Karena pelabuhan ini merupakan titik transit utama bagi kapal barang dan kapal curah, kami memperkirakan konsumsi bahan bakar bunker akan berkurang,” tambah EIA.
Baltimore menangani ekspor sebesar 28 juta short ton tahun lalu, yang merupakan 28% dari total ekspor batu bara AS dan nomor dua setelah pelabuhan Hampton Roads di Norfolk, Virginia, menurut data sensus.
“Fitur yang menarik dari Pelabuhan Baltimore adalah kedekatannya dengan ladang batu bara Appalachia di bagian utara Pennsylvania bagian barat dan Virginia Barat bagian utara,” kata EIA.
Pelabuhan terdekat lainnya, terutama Hampton Roads, memiliki kapasitas tambahan untuk mengekspor batubara, meskipun faktor-faktor termasuk kualitas batubara, harga, dan penjadwalan akan mempengaruhi seberapa mudah perusahaan dapat beralih mengekspor dari pelabuhan lain.”
Sekitar 19 juta short ton ekspor pada tahun 2023 adalah batubara uap, yang digunakan untuk menghasilkan listrik dan panas, dan 9 juta short ton sisanya adalah batubara metalurgi, yang merupakan bahan pembuatan baja.

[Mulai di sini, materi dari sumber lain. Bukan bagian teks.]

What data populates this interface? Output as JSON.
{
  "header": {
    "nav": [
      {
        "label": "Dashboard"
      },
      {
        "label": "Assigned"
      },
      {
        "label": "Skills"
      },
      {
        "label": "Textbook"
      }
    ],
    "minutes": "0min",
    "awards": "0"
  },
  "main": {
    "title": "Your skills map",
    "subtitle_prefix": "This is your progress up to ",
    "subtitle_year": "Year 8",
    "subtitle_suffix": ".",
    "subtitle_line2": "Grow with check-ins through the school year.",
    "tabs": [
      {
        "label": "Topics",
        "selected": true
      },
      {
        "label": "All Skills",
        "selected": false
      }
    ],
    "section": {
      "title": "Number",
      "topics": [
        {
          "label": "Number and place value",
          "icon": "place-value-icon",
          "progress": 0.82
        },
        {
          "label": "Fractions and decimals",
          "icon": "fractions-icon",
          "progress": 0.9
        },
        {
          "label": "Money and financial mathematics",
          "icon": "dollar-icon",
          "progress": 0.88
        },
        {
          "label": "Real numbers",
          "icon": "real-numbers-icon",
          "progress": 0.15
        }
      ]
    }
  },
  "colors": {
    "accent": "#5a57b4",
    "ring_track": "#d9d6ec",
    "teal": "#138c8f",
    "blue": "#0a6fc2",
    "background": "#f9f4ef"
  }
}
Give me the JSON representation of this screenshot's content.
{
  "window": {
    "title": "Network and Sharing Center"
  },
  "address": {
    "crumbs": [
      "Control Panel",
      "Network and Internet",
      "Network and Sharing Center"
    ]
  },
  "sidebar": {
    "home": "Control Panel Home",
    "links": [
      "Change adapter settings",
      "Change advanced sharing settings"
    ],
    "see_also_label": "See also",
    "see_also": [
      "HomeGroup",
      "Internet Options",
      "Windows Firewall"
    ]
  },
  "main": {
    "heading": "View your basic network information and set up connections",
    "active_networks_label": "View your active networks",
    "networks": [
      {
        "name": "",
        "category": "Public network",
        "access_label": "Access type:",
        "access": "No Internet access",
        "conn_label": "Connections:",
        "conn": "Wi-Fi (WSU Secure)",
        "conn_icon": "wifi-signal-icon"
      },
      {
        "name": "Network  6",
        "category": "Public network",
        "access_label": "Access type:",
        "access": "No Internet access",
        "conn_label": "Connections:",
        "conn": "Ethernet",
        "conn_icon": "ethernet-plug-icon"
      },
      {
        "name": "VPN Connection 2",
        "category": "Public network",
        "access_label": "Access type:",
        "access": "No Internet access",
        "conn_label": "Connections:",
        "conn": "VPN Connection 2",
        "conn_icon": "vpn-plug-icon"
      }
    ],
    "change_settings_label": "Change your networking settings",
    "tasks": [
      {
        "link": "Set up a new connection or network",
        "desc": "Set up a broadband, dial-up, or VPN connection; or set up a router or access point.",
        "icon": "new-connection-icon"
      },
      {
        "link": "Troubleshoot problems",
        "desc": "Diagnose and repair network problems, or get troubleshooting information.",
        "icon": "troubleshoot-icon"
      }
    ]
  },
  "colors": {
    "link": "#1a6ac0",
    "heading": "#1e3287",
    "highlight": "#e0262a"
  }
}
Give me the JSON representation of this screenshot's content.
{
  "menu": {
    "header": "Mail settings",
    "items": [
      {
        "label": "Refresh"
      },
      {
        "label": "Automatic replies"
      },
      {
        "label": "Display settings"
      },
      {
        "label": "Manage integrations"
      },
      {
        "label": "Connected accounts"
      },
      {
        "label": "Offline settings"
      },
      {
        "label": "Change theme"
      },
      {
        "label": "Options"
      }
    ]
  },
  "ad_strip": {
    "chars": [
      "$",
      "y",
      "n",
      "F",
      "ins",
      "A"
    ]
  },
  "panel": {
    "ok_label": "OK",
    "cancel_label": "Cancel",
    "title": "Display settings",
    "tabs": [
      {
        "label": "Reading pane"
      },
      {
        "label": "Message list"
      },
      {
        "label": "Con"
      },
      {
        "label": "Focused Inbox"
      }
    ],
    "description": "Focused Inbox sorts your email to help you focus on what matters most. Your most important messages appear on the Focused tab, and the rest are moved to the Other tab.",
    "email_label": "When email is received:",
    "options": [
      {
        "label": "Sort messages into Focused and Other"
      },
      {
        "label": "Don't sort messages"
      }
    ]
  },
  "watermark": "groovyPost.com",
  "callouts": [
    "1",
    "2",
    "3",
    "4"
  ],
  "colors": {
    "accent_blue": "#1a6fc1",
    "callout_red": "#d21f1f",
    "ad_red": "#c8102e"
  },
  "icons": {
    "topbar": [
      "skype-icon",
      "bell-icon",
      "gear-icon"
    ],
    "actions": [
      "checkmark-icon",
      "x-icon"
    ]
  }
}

India merupakan tujuan utama batubara uap selama lima tahun terakhir, dimana industri manufaktur batu bata merupakan pelanggan utama, sementara batubara metalurgi dikirim ke berbagai negara Asia termasuk Jepang, Tiongkok, dan Korea Selatan, kata EIA.
Baltimore juga mengimpor 3.000 barel per hari (bpd) biodiesel pada tahun 2023, sebagian besar dari Amerika Tengah dan Eropa Barat, serta 4.000 barel per hari aspal dari Kanada dan 2.000 barel per hari urea amonium nitrat yang sebagian besar berasal dari Rusia.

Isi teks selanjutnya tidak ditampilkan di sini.